How many lobbying filings does the Senate LDA Crawler cover?

About 1.94 million filings from 1999 through today, with roughly 97,000 new filings per year. The actor streams straight from the canonical Senate source, so new filings show up as they're posted.

What filters work on the Senate LDA API?

The actor supports filingYear, filingPeriod, filingType, registrantName, clientName, clientState, issueAreaCode, specificIssueSearch, datePostedFrom, and datePostedTo. Combine them as needed — the API applies AND-semantics. At least one filter is required to prevent accidental full-corpus runs.

Do I need proxies or an API key?

No. The Senate LDA API is public, unauthenticated, and free. Proxies are disabled by default.

How much does it cost to run?

About $0.10 to start plus roughly $0.001 per filing returned. Pulling a thousand filings lands near $1.10. A full year slice (about 97,000 filings) lands near $97.

What's the deal with the lda.gov deprecation notice?

The Senate-hosted API at lda.senate.gov carries a deprecation header naming lda.gov/api/v1/ as the successor, with a sunset of 2026-06-30. The successor host isn't open to the public yet. The crawler uses the working Senate host today, and the migration is a one-line change once the new host goes live.

How fast does the crawler run?

The Senate API returns 25 records per page. Small queries (10–100 filings) complete in under 10 seconds. A thousand filings takes a few minutes with the 250ms polite delay between pages.

Need More Features?

Need custom fields, additional filters, or a different data source?

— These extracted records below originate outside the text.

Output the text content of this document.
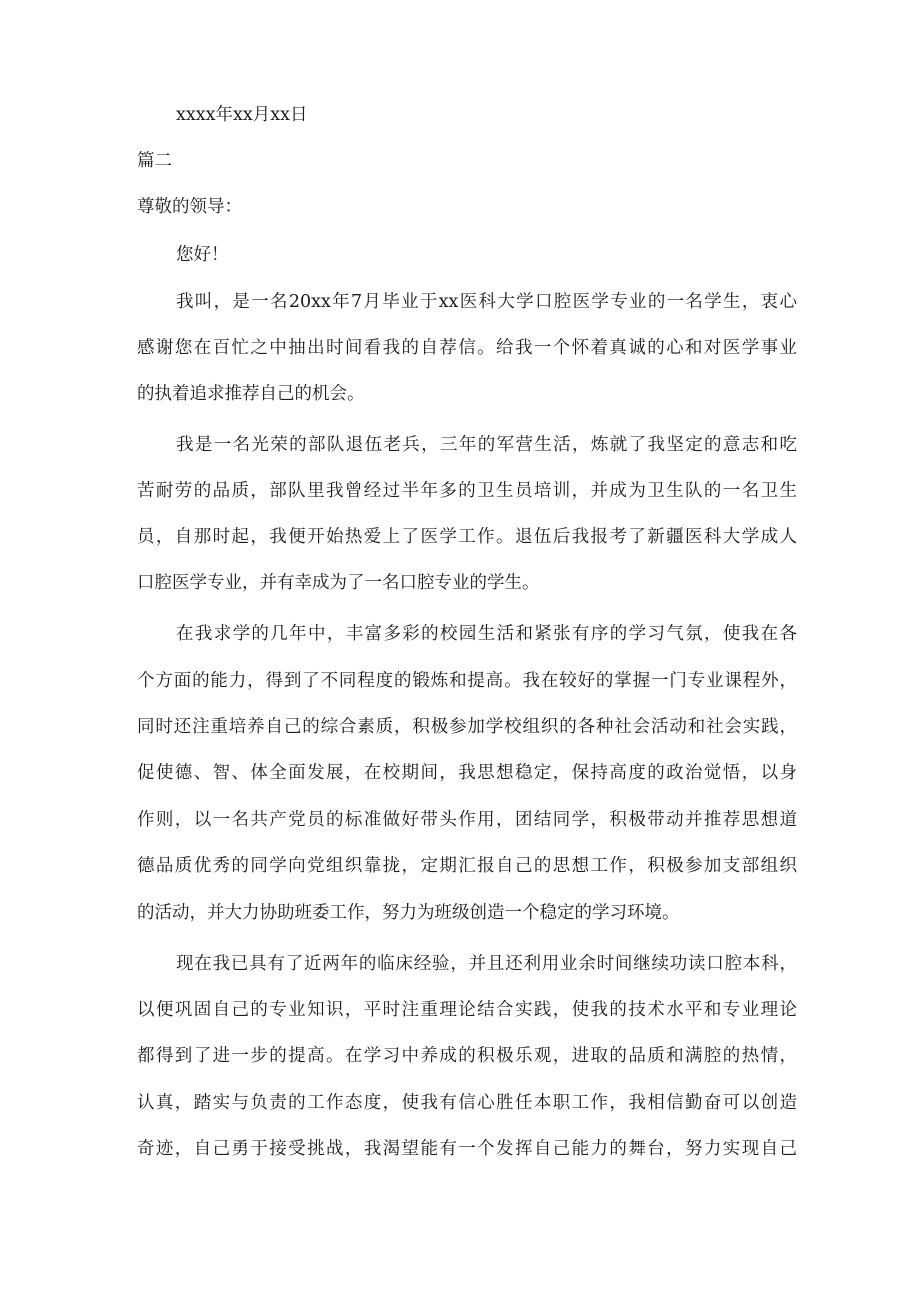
xxxx年xx月xx日
篇二
尊敬的领导：
您好！
我叫，是一名20xx年7月毕业于xx医科大学口腔医学专业的一名学生，衷心
感谢您在百忙之中抽出时间看我的自荐信。给我一个怀着真诚的心和对医学事业
的执着追求推荐自己的机会。
我是一名光荣的部队退伍老兵，三年的军营生活，炼就了我坚定的意志和吃
苦耐劳的品质，部队里我曾经过半年多的卫生员培训，并成为卫生队的一名卫生
员，自那时起，我便开始热爱上了医学工作。退伍后我报考了新疆医科大学成人
口腔医学专业，并有幸成为了一名口腔专业的学生。
在我求学的几年中，丰富多彩的校园生活和紧张有序的学习气氛，使我在各
个方面的能力，得到了不同程度的锻炼和提高。我在较好的掌握一门专业课程外，
同时还注重培养自己的综合素质，积极参加学校组织的各种社会活动和社会实践，
促使德、智、体全面发展，在校期间，我思想稳定，保持高度的政治觉悟，以身
作则，以一名共产党员的标准做好带头作用，团结同学，积极带动并推荐思想道
德品质优秀的同学向党组织靠拢，定期汇报自己的思想工作，积极参加支部组织
的活动，并大力协助班委工作，努力为班级创造一个稳定的学习环境。
现在我已具有了近两年的临床经验，并且还利用业余时间继续功读口腔本科，
以便巩固自己的专业知识，平时注重理论结合实践，使我的技术水平和专业理论
都得到了进一步的提高。在学习中养成的积极乐观，进取的品质和满腔的热情，
认真，踏实与负责的工作态度，使我有信心胜任本职工作，我相信勤奋可以创造
奇迹，自己勇于接受挑战，我渴望能有一个发挥自己能力的舞台，努力实现自己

File an issue or get in touch.

Why Use the Senate LDA Lobbying Disclosure Crawler?

  • Canonical source — Reads the Senate's own JSON API, so output tracks whatever the filer reported, not an aggregator's interpretation.
  • Priced per record — About $0.001 per filing. A thousand filings costs a little over a dollar, which is what you might call "reasonable."
  • Clean output schema — Nested activities, lobbyists, and government entities get flattened and deduplicated into scalar fields and string arrays. No post-processing required before you load it into a warehouse.
  • No proxy overhead — Public US government API with no anti-bot measures, so your run cost is just compute and records.